2.) If no, how do we safely stop the vbr.py backup routine prior to issuing the command to stop the database?
3.) Any concerns for corrupting the previous restore points?
4.) Will the vbr.py backup routine continue successfully the next time it runs at 8pm the following night?
Environment:
CA Infrastructure Management - MULTI-PLATFORM Release:2.7
Linux
Answer:
1.) If a "stop_db" command is issued whiled the vbr.py script is running, the vbr.py script will not stop by itself, a kill command will need to run to stop it. The vbr.py backup will not clean itself up. They can be cleaned up by first checking here:
=> select * from database_snapshots;
=> select remove_database_snapshot(' snapshot_name');
2.) There is no specific command to stop vbr.py backup in Vertica in between. For stopping vbr.py backup in between you can use two ways and both are server utilities:
The process may look like this:
dbadmin 304024 295291 6 01:47 pts/0 00:00:01 /opt/vertica/oss/python/bin/python /opt/vertica/bin/vbr.py -t backup -c 30May.ini
After killing vbr process , please kill rsync process as well to ensure successful kill of backup.
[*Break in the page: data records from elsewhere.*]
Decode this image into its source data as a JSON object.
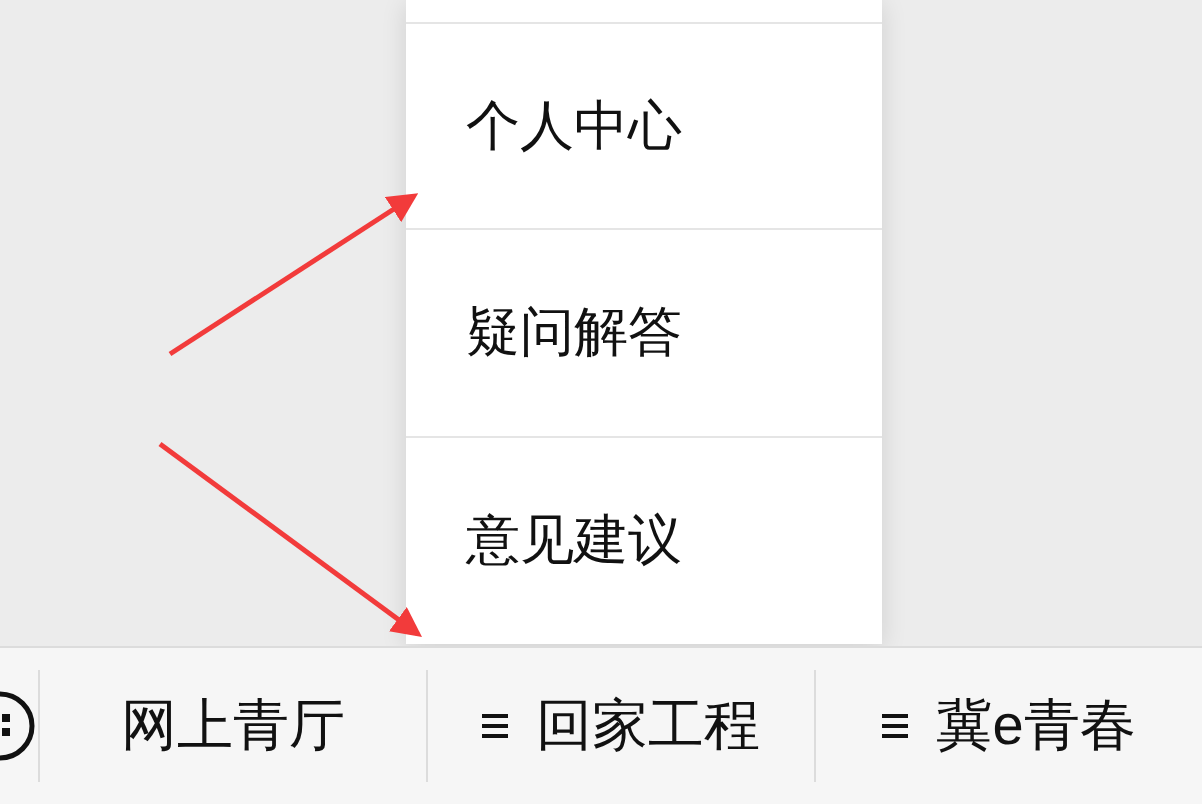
{
  "popup_menu": {
    "items": [
      {
        "label": "个人中心"
      },
      {
        "label": "疑问解答"
      },
      {
        "label": "意见建议"
      }
    ]
  },
  "bottom_bar": {
    "items": [
      {
        "kind": "link",
        "label": "网上青厅"
      },
      {
        "kind": "submenu",
        "label": "回家工程"
      },
      {
        "kind": "submenu",
        "label": "冀e青春"
      }
    ]
  }
}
3.) Previous restore points should be unaffected, however, interrupted backups cannot be used to restore.
4.) Yes. VBR creates a list of files and compares them to the database to determine which have been updated and need to be copied over. This process should resume from where it left off and also recopy any files which have changed since the initial run.
Additional Information:
The backup will fail during initialization and clean-up snapshots if the database is DOWN. The database is required to be UP for backup to run. This may leave some orphaned snapshots which will consume space on your disk.